Lita Albuquerque, Artist No. 33, had some trouble. "I could not get anywhere and was very frustrated and covered it over many times as it just was not happening," she writes. But as you move about the gallery, you pay more attention to the shared visual language that jumps from canvas to canvas.
You can see the gears of each artist's mind turning as they interpret and recapitulate the "visiting" work in their own style. In the run-up to Albuquerque's angry gray brushstrokes, you watch the forms and colors evolve to meet her painting as if in real time. Cheryl Ekstrom describes her all-white No. 28 as "a retaliation" against No. 27. It looks like a block of freshly cast plaster that's cracked after falling from a great height. Greg Colson sees a face in the center of that white slab. He uses a watery black outline to shape someone's masked profile, adding in the words "bandage," "bandana" and "blindfold." Alex Gross senses something clinical about Colson's work. At the top of his canvas, he paints in all capital letters: PROTECTION RESTRICTION ADDICTION. Beneath that, two women appear in an illustrated style that recalls a colorless Roy Lichtenstein, as if they'd been drawn monochromatically with a fine lead pencil. A nurse from the 1950s inoculates her patient, a contemporary girl who's holding onto her iPhone while also sporting a neck brace. Pale peach polka dots appear at random intervals across the canvas. Those abstract dots make an appearance in the next four paintings. If there's a single truth that emerges from the exhibit, it's that artists like polka dots.

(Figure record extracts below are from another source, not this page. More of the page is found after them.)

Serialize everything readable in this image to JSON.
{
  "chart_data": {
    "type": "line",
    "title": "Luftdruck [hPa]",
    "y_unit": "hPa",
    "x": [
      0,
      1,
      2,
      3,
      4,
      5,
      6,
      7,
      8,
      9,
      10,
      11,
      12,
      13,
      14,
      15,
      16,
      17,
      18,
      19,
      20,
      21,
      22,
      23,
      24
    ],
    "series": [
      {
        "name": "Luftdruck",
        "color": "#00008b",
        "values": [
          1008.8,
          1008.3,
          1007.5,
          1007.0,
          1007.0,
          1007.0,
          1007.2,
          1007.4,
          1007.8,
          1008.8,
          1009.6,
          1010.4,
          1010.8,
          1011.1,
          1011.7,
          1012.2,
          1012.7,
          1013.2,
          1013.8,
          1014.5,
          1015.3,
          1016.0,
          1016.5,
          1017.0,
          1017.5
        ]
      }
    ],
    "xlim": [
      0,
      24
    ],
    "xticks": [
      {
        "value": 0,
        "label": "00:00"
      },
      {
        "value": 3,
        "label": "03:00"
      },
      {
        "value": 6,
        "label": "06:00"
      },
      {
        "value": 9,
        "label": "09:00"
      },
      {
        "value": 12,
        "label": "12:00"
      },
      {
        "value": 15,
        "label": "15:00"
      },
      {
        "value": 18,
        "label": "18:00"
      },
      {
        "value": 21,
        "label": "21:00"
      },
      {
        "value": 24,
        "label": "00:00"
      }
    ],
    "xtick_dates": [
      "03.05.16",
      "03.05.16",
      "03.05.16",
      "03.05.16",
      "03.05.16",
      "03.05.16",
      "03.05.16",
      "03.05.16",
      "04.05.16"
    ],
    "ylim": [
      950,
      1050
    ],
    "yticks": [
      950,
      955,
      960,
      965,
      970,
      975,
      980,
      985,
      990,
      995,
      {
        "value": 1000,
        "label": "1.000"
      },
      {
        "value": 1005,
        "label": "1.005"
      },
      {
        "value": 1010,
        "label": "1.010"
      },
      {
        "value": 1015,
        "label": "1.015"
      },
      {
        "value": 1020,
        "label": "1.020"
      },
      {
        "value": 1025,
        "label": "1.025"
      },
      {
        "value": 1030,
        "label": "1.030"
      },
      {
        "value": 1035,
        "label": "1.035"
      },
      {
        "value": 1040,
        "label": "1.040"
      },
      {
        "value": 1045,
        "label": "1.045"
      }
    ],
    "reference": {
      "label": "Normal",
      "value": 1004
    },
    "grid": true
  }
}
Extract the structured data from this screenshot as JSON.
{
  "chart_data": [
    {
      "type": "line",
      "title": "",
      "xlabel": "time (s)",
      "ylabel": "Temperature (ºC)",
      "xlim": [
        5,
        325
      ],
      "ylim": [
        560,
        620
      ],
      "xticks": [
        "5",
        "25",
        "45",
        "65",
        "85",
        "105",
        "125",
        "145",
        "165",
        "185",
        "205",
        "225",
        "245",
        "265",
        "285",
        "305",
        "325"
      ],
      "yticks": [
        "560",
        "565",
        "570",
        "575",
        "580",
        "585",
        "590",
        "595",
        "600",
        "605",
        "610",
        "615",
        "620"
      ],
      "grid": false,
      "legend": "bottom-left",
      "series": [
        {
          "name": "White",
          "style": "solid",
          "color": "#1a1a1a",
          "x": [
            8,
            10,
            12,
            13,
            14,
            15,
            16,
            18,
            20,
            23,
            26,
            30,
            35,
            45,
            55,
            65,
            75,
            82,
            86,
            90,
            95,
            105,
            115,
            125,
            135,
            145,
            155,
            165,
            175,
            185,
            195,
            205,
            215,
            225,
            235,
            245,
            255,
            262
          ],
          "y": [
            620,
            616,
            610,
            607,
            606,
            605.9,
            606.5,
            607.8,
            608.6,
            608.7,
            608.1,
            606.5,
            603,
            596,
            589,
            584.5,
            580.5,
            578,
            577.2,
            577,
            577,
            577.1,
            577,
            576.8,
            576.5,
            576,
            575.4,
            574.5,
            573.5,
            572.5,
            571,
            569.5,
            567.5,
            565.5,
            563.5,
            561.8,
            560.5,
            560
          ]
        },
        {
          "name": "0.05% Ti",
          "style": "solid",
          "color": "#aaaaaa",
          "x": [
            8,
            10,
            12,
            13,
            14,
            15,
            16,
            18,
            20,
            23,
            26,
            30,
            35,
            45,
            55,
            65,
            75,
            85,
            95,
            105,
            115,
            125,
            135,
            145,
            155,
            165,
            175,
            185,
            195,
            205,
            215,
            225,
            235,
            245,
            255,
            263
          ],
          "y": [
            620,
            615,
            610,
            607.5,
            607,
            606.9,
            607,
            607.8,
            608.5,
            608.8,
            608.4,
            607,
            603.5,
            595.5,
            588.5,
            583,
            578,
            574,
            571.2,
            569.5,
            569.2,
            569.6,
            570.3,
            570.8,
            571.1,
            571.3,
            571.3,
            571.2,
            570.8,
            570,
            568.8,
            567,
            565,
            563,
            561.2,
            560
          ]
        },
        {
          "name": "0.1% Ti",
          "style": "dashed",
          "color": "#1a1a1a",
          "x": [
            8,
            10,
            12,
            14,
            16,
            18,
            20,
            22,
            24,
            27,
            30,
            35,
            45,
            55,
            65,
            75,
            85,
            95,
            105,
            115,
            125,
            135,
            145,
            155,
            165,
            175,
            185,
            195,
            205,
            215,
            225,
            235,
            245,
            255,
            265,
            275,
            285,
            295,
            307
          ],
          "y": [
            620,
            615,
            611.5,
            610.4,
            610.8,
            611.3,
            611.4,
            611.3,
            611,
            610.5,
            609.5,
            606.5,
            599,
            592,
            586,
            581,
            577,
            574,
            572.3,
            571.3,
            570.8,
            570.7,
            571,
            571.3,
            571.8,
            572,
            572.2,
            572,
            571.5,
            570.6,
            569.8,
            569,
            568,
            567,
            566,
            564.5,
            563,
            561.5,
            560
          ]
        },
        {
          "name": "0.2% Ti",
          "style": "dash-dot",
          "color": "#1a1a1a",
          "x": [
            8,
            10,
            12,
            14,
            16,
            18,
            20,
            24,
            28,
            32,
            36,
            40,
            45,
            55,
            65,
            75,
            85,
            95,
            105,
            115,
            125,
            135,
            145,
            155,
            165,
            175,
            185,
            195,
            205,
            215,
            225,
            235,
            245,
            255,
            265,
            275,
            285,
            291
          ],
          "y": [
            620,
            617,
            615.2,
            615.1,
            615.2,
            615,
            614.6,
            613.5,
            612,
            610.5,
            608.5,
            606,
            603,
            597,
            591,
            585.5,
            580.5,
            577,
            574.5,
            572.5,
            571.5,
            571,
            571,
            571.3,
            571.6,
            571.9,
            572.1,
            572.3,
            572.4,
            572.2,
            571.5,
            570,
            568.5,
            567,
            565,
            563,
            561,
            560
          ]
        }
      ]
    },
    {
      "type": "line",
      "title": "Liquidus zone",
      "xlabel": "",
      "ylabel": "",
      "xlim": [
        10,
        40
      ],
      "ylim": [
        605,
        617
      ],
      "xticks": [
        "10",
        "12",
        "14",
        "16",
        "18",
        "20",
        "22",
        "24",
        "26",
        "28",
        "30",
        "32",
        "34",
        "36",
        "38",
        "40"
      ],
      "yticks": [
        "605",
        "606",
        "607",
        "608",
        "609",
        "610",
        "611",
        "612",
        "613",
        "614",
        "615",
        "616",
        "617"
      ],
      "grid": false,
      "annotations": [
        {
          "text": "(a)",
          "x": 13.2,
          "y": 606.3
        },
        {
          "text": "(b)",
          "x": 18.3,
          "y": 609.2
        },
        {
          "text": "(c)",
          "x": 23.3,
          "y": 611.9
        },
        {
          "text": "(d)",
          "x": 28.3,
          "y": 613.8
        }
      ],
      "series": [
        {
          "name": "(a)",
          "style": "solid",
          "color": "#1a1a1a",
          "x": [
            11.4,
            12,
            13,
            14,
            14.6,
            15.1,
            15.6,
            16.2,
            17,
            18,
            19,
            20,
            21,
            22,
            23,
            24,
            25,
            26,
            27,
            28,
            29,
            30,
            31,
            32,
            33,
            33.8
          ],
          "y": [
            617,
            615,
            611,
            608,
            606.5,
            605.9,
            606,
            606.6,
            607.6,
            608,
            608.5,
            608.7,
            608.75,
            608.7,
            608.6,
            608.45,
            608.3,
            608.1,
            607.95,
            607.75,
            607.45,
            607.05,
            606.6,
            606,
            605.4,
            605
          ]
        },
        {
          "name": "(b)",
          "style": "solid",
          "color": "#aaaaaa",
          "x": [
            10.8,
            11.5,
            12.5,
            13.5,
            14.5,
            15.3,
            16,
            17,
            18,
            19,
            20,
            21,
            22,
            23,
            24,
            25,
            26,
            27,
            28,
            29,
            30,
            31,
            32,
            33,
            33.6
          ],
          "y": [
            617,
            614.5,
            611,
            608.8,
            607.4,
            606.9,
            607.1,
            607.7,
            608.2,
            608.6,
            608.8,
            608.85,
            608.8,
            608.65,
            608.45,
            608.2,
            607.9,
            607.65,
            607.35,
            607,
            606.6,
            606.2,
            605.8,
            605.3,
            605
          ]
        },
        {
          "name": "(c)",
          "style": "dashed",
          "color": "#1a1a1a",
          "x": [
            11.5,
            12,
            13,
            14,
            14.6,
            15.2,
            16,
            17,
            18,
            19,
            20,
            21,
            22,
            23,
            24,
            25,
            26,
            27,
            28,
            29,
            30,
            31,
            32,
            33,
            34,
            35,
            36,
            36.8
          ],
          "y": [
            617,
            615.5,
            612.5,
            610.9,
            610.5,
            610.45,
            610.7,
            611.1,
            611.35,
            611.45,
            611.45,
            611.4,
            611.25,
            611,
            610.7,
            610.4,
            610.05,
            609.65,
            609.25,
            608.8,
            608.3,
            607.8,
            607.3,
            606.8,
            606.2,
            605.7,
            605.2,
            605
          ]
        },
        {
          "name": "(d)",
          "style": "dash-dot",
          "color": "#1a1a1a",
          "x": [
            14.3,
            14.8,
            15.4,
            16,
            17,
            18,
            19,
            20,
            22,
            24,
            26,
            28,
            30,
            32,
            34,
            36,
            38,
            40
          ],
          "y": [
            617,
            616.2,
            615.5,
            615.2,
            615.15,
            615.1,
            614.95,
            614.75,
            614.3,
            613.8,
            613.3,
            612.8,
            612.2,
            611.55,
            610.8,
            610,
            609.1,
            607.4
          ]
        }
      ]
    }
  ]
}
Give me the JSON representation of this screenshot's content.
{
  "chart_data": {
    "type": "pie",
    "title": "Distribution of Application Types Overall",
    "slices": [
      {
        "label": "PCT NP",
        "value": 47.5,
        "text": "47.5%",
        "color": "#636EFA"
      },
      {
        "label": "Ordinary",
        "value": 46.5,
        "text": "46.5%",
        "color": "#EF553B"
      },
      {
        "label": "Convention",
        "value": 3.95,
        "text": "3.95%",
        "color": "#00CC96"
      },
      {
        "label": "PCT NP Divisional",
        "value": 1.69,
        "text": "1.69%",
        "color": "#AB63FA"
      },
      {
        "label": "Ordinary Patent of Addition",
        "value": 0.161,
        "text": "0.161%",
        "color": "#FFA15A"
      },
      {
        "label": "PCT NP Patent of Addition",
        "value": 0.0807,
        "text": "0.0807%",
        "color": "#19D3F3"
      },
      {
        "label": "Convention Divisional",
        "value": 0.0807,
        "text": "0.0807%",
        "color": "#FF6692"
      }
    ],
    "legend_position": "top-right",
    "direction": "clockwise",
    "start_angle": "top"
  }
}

Art exhibits that claim to be immersive experiences flood 21st-century audiences with too much audio or visual stimuli. There's no need for the viewer to come to any conclusion about it. You experience the work and then walk away from it. "Circle of Truth" redefines what "immersive" can mean. Following the numbers on the walls feels like you're going on a scavenger hunt or putting together a puzzle that's challenging, but not impossible, to solve.
The progression of numbered paintings requires a certain level of engagement with the entire organizing principle. You want to suss out the way each artist moved ahead with the project (or didn't, in a very few cases). "Circle of Truth" brings the museum-goer in close, the way they must have done before the analog world turned into an infinite number of zeros and ones.